Gihan Omar est née dans la ville de Belbeis, au gouvernorat de Charqiya, d’un père officier-ingénieur en aéronautique à l’armée égyptienne. Dans sa ville natale, elle menait une vie très disciplinée. Elle aimait jouer auprès de vrais avions qu’hébergeait le complexe académique de l’armée de l’air égyptienne. « J’aimais aussi les bulles vides des caricatures du grand Hégazi, en ajoutant mes propres commentaires. Elles étaient publiées dans le magazine Magued que mon père m’achetait régulièrement. L’ambiance calme de Belbeis a fait de moi une personne de nature méditative ».

Dans les années 1980, à l’âge de 9 ans, Gihan est partie vivre avec sa mère dans la banlieue de Hélouan, à quelques kilomètres du Caire. A l’école, les cours de rédaction en langue arabe l’enchantaient. Elle adorait lire Mahfouz, Milan Kundera, Mario Vargas Llosa, Franz Kafka et Federico Garcia Lorca. « C’est à travers Mahfouz que j’ai découvert le monde », lance-t-elle.

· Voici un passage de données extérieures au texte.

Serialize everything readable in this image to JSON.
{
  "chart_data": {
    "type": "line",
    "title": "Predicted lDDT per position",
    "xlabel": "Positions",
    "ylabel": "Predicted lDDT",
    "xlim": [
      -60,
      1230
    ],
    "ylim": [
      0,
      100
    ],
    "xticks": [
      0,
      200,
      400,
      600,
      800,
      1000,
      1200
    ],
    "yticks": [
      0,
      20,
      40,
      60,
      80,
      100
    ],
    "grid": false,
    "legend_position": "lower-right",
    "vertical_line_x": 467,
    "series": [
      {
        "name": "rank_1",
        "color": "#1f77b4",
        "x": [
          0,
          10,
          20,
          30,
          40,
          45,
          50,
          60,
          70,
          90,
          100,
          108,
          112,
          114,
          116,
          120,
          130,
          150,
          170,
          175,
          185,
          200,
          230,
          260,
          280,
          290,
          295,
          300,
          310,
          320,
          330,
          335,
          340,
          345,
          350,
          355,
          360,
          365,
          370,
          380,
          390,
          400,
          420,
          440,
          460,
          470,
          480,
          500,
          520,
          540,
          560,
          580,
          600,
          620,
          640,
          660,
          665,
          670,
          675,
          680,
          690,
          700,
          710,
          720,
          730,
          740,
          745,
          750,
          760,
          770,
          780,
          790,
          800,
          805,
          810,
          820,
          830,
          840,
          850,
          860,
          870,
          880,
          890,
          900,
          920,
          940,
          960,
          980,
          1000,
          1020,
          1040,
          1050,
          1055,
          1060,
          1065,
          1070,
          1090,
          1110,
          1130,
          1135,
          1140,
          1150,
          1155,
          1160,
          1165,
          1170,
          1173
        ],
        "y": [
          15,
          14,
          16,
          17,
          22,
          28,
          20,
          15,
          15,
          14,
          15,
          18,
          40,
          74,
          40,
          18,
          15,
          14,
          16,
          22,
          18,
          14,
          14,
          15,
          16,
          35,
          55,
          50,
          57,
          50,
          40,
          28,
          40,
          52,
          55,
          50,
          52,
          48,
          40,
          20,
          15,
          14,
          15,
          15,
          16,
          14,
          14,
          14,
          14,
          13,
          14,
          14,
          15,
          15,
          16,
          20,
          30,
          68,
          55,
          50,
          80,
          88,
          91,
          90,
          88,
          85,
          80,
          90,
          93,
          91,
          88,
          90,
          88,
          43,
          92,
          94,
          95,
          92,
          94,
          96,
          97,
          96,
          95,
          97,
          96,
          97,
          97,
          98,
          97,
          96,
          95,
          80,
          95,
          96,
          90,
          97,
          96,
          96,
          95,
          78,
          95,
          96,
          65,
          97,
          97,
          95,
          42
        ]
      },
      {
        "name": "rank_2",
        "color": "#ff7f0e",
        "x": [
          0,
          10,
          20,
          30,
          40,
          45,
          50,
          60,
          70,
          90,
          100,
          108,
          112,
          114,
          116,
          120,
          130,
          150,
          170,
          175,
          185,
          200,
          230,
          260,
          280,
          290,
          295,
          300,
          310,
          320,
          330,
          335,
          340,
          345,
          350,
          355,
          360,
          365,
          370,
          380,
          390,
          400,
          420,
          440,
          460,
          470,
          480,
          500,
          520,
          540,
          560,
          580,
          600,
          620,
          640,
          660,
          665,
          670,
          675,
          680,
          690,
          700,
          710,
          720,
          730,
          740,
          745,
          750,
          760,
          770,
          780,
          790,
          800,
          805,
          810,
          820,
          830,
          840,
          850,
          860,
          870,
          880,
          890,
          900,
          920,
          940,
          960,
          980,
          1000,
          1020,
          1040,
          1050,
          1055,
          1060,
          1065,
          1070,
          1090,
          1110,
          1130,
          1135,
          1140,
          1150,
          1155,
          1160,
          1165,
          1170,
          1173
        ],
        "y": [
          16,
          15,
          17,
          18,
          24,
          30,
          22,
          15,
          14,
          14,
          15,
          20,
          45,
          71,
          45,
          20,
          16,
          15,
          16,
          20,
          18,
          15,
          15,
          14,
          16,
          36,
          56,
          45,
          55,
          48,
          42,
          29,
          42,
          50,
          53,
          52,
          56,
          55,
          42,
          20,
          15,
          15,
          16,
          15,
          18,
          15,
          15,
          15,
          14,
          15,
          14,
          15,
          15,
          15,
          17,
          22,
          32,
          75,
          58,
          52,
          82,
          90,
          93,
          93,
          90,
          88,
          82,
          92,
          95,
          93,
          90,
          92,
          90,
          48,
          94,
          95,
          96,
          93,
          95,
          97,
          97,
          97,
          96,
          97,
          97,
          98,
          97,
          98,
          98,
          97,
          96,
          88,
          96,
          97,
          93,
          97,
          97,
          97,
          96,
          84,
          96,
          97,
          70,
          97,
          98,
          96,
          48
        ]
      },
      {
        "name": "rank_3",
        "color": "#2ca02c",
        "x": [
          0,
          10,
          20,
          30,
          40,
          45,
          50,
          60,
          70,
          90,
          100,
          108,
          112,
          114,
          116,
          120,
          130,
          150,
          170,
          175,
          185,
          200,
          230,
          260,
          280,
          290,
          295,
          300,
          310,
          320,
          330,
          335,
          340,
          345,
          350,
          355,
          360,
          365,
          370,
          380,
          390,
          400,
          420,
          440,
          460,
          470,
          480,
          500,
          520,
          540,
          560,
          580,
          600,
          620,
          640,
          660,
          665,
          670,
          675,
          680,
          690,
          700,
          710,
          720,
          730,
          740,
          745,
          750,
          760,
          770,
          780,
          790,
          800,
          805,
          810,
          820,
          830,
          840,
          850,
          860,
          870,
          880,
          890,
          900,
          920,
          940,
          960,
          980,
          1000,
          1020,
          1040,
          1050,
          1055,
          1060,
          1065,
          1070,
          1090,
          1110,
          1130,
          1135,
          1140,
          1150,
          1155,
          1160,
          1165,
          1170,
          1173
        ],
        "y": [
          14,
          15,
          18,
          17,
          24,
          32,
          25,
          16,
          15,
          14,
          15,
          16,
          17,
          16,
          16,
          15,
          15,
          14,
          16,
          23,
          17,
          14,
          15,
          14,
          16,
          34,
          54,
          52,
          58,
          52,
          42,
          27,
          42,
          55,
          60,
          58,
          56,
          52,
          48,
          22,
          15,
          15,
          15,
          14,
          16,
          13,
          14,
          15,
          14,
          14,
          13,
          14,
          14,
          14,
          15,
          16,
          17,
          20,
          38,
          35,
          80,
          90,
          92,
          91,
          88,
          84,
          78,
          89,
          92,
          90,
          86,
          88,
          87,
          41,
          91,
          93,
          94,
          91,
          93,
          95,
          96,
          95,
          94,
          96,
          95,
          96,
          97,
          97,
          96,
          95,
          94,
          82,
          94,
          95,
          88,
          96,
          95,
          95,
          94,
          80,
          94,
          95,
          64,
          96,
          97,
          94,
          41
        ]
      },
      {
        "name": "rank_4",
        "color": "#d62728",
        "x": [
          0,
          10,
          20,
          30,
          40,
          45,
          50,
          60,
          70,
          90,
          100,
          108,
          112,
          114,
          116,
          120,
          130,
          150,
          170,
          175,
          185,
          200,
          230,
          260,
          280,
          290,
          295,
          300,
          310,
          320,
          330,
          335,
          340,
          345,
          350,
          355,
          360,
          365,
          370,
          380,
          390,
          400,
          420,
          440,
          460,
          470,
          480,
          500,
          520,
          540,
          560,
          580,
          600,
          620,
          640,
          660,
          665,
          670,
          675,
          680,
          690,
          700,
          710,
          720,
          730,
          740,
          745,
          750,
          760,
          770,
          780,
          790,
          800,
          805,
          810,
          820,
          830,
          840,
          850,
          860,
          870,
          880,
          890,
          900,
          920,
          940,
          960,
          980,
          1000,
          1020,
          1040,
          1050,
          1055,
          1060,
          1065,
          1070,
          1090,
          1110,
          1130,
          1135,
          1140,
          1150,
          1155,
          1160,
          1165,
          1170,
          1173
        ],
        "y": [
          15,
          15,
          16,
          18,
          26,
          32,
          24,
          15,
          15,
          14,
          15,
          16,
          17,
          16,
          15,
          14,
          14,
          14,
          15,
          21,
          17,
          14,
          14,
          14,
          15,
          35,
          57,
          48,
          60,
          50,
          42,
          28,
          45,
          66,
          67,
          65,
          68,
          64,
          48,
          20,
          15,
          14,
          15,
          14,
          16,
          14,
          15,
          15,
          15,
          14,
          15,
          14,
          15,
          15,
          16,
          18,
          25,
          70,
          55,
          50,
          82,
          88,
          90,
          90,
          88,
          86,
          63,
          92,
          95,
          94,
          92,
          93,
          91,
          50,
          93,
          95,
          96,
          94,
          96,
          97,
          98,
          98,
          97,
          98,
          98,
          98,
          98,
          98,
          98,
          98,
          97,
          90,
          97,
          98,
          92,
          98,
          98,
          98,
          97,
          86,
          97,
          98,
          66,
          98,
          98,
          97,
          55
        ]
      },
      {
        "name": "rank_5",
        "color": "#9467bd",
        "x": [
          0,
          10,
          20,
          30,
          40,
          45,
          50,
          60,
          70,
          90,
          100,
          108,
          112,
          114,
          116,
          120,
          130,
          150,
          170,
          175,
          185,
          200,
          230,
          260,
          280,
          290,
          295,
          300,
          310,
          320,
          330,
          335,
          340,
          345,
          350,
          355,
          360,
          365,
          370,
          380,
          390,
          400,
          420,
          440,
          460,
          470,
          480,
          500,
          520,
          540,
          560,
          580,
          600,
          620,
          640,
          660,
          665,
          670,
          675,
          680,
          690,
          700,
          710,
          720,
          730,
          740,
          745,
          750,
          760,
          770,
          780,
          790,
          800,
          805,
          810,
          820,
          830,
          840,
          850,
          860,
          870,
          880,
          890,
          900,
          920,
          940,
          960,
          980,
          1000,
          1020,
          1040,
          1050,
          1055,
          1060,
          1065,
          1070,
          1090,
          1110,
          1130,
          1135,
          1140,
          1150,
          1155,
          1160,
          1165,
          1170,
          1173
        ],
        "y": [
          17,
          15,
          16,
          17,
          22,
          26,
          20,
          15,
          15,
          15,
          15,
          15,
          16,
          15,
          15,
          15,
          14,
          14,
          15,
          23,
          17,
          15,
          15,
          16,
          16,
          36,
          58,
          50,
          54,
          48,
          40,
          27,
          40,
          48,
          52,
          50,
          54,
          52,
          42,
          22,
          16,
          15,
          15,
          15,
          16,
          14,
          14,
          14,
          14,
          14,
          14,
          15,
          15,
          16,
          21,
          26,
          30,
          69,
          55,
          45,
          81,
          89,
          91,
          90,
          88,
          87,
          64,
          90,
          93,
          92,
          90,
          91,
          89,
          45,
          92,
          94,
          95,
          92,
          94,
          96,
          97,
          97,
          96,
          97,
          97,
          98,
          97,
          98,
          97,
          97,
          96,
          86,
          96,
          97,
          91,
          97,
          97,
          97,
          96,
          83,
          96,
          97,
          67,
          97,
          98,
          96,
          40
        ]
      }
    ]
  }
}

Ce n’est qu’en 2004 que Gihan a confirmé son style littéraire et a publié son premier recueil, Aqdam Khafifa (des pas légers), aux éditions Charqiyat. Un recueil que la grande critique Safinaz Qazem a décrit en disant: « Il ne produit pas des questionnements, mais un étonnement soudain, avec une émotion tout à fait neutre ». Reflétant les divers états des individus, les poèmes de Gihan Omar sont traduits en plusieurs langues: l’anglais, le français, le bosniaque, le roumain, le coréen, le turc et l’allemand. Une reconnaissance mondiale. D’ailleurs, l’un des poèmes de son dernier recueil vient d’être sélectionné pour faire partie de l’Anthologie de la poésie arabe, publiée par la prestigieuse Université Yale.

Jalons

1994 : Diplôme en philosophie à la faculté des lettres.

2004 : Publication de son premier recueil Aqdam Khafifa (des pas légers).

2007: Mort subite de son mari Hani Al-Gouweili.

2013 : Publication de An Tassir Khalf Al-Merä (marcher derrière le miroir).

2021 : Publication de Hina Aradt An Onqez Al-Alam (quand j’ai voulu sauver le monde).